Green beans are roasted in olive oil until just tender, then seasoned with garlic, red pepper flakes and Parmesan. Healthy, easy and delicious!
These roasted green beans are one of my favorite ways to prepare this healthy vegetable. Although I must admit that my favorite way to make them is to simply boil green beans, then dress with kosher salt and butter (sometimes the simplest recipe are the best!)
I love green beans and have quite a few green beans recipes on this blog. When the Paleo movement started, some people were saying that green beans should be avoided, since they are technically legumes. I was like “No way! Green beans stay.” I’ve since learned that many Paleo advocates feel that green beans are actually fine, since they don’t contain the toxins that mature beans contain.
In this easy recipe for roasted green beans, I roast fresh green beans in olive oil until just tender. Then, I season them with garlic, red pepper flakes and Parmesan. They’re really good!

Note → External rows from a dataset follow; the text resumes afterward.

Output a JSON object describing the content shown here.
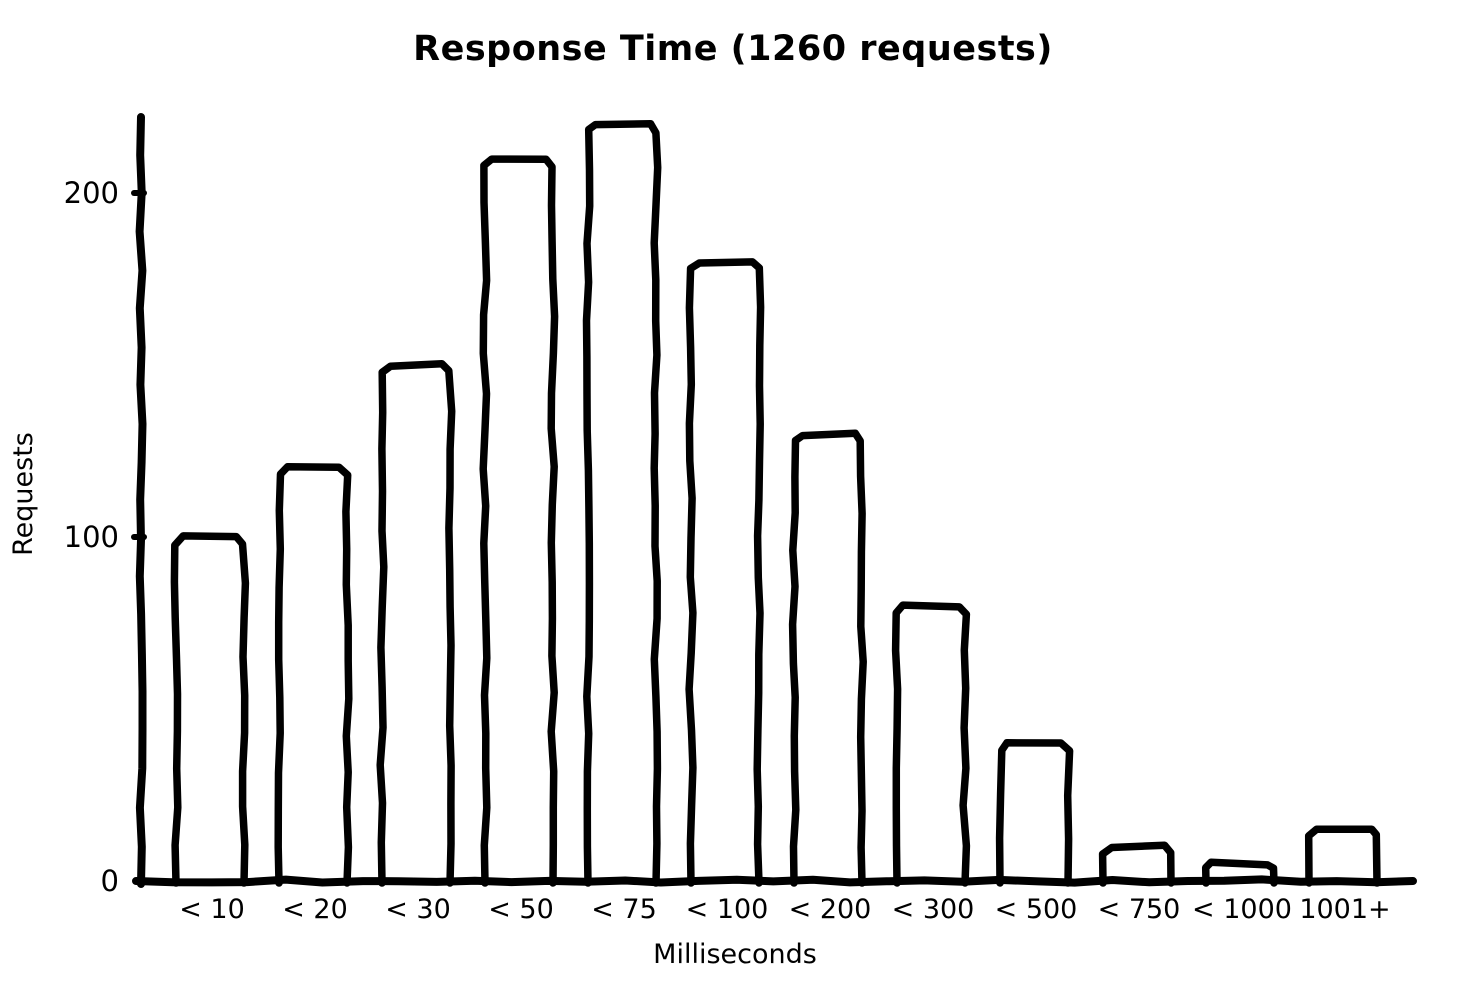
{
  "chart_data": {
    "type": "bar",
    "title": "Response Time (1260 requests)",
    "xlabel": "Milliseconds",
    "ylabel": "Requests",
    "categories": [
      "< 10",
      "< 20",
      "< 30",
      "< 50",
      "< 75",
      "< 100",
      "< 200",
      "< 300",
      "< 500",
      "< 750",
      "< 1000",
      "1001+"
    ],
    "values": [
      100,
      120,
      150,
      210,
      220,
      180,
      130,
      80,
      40,
      10,
      5,
      15
    ],
    "total_requests": 1260,
    "yticks": [
      0,
      100,
      200
    ],
    "ylim": [
      0,
      222
    ],
    "grid": false,
    "legend": "none",
    "style": {
      "stroke_color": "#000000",
      "bar_fill": "#ffffff",
      "background": "#ffffff",
      "hand_drawn": true
    }
  }
}
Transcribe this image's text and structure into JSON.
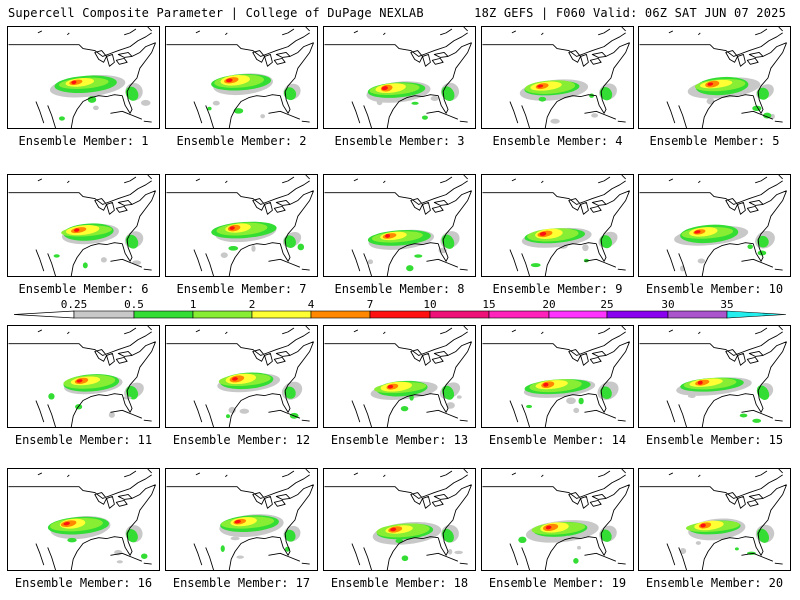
{
  "header": {
    "title": "Supercell Composite Parameter | College of DuPage NEXLAB",
    "run_info": "18Z GEFS | F060 Valid: 06Z SAT JUN 07 2025"
  },
  "panels": [
    {
      "label": "Ensemble Member: 1"
    },
    {
      "label": "Ensemble Member: 2"
    },
    {
      "label": "Ensemble Member: 3"
    },
    {
      "label": "Ensemble Member: 4"
    },
    {
      "label": "Ensemble Member: 5"
    },
    {
      "label": "Ensemble Member: 6"
    },
    {
      "label": "Ensemble Member: 7"
    },
    {
      "label": "Ensemble Member: 8"
    },
    {
      "label": "Ensemble Member: 9"
    },
    {
      "label": "Ensemble Member: 10"
    },
    {
      "label": "Ensemble Member: 11"
    },
    {
      "label": "Ensemble Member: 12"
    },
    {
      "label": "Ensemble Member: 13"
    },
    {
      "label": "Ensemble Member: 14"
    },
    {
      "label": "Ensemble Member: 15"
    },
    {
      "label": "Ensemble Member: 16"
    },
    {
      "label": "Ensemble Member: 17"
    },
    {
      "label": "Ensemble Member: 18"
    },
    {
      "label": "Ensemble Member: 19"
    },
    {
      "label": "Ensemble Member: 20"
    }
  ],
  "colorbar": {
    "labels": [
      "0.25",
      "0.5",
      "1",
      "2",
      "4",
      "7",
      "10",
      "15",
      "20",
      "25",
      "30",
      "35"
    ],
    "colors": [
      "#c8c8c8",
      "#33dd33",
      "#88ee33",
      "#ffff33",
      "#ff8800",
      "#ff1111",
      "#ee1177",
      "#ff22bb",
      "#ff33ff",
      "#8800ee",
      "#aa55cc",
      "#22eeee"
    ]
  }
}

What about leftovers? I almost never have any when I make this recipe. But when I do, I have found that roasted green beans keep well in the fridge for 2-3 days. They’re not as good as when served freshly roasted, though. I actually like to eat them cold, like you would eat antipasti.
Roasted Green Beans
- 1 lb. fresh green beans
- 1 tablespoon olive oil
- 1 teaspoon kosher salt (not table salt)
- 1/4 teaspoon black pepper
- 1/4 teaspoon red pepper flakes
- 1 teaspoon minced garlic
- 4 tablespoons grated Parmesan
- Preheat oven to 450 degrees F. Line a large baking sheet with foil.
- In a large bowl, toss the green beans with the olive oil, kosher salt and black pepper.
- Spread the coated green beans in a single layer on the prepared baking sheet. Roast until just tender, about 15 minutes.
- Transfer to a serving bowl and toss with the red pepper flakes, garlic and Parmesan. Serve immediately.